Difficile, in queste condizioni, credere che la giustizia sapesse davvero dove stava andando. Ma non importa, basta un frammento di Dna a salvare la dignità della pubblica accusa. Nel marzo 2009, la casa di via della Pergola dove avvenne il delitto fu visitata dai ladri che rubarono il materasso su cui Meredith era stata uccisa e questo fu possibile perché la procura di Perugia, per non alterare la scena del crimine (!), aveva vietato che venissero apposte delle inferriate alle finestre. Ma si va avanti ugualmente, appellandosi all’evanescenza di qualche molecola, perché la pressione mediatica è troppo forte e nessuno vuole fare un atto di umiltà confessando che la verità può anche sfuggire. Abbiamo messo in piedi una vera industria mediatica del crimine: non c’è emittente televisiva che non abbia la propria trasmissione di «real crime». La cronaca nera diventa spettacolo, intrattenimento, morbosa esibizione di dolore; gli investigatori veri devono reggere il paragone con quelli della fiction, che non sbagliano mai, che risolvono tutto: chi mai vorrà ammettere di non essere alla loro altezza? E allora si va avanti.  

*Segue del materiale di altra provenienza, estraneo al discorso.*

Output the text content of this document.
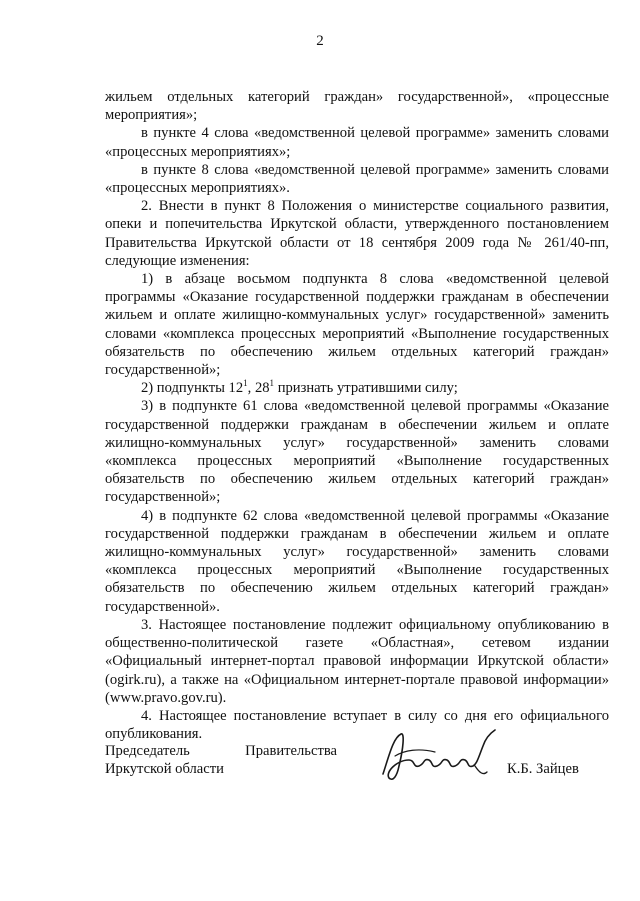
2

жильем отдельных категорий граждан» государственной», «процессные мероприятия»;

в пункте 4 слова «ведомственной целевой программе» заменить словами «процессных мероприятиях»;

в пункте 8 слова «ведомственной целевой программе» заменить словами «процессных мероприятиях».

2. Внести в пункт 8 Положения о министерстве социального развития, опеки и попечительства Иркутской области, утвержденного постановлением Правительства Иркутской области от 18 сентября 2009 года № 261/40-пп, следующие изменения:

1) в абзаце восьмом подпункта 8 слова «ведомственной целевой программы «Оказание государственной поддержки гражданам в обеспечении жильем и оплате жилищно-коммунальных услуг» государственной» заменить словами «комплекса процессных мероприятий «Выполнение государственных обязательств по обеспечению жильем отдельных категорий граждан» государственной»;

2) подпункты $12^1$, $28^1$ признать утратившими силу;

3) в подпункте 61 слова «ведомственной целевой программы «Оказание государственной поддержки гражданам в обеспечении жильем и оплате жилищно-коммунальных услуг» государственной» заменить словами «комплекса процессных мероприятий «Выполнение государственных обязательств по обеспечению жильем отдельных категорий граждан» государственной»;

4) в подпункте 62 слова «ведомственной целевой программы «Оказание государственной поддержки гражданам в обеспечении жильем и оплате жилищно-коммунальных услуг» государственной» заменить словами «комплекса процессных мероприятий «Выполнение государственных обязательств по обеспечению жильем отдельных категорий граждан» государственной».

3. Настоящее постановление подлежит официальному опубликованию в общественно-политической газете «Областная», сетевом издании «Официальный интернет-портал правовой информации Иркутской области» (ogirk.ru), а также на «Официальном интернет-портале правовой информации» (www.pravo.gov.ru).

4. Настоящее постановление вступает в силу со дня его официального опубликования.

Председатель	Правительства
Иркутской области	К.Б. Зайцев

Enzo Tortora disse una volta che, in Italia, si sarebbe dovuta proibire la messa in onda di Perry Mason perché, guardando la Tv, gli italiani si facevano un’idea sbagliata della giustizia. Non immaginava che le cose avrebbero potuto ancora peggiorare. Certo, dovremo leggere le motivazioni per capire se è bastata una traccia di Dna per emettere una sentenza così pesante, ma l’impressione di una condanna ad ogni costo è forte. E a questa amarezza se ne aggiunge un’altra, più sottile: a Raffaele Sollecito verrà tolto il passaporto, mentre per Amanda, ci dice la corte, non sono necessarie misure restrittive, tanto è già a Seattle: che tu sia sospettato di aver sgozzato una ragazza a Perugia, o di aver abbattuto una funivia a Cavalese, o di aver ucciso un funzionario italiano in Iraq, il fatto di essere cittadino statunitense dà sempre una certa tranquillità. La situazione inversa, quella di straniero accusato negli Stati Uniti, è molto più scomoda: ce lo ricorda il più che controverso caso di Chico Forti, condannato per omicidio a Miami, nonostante che la giuria stessa abbia ammesso l’inesistenza di prove.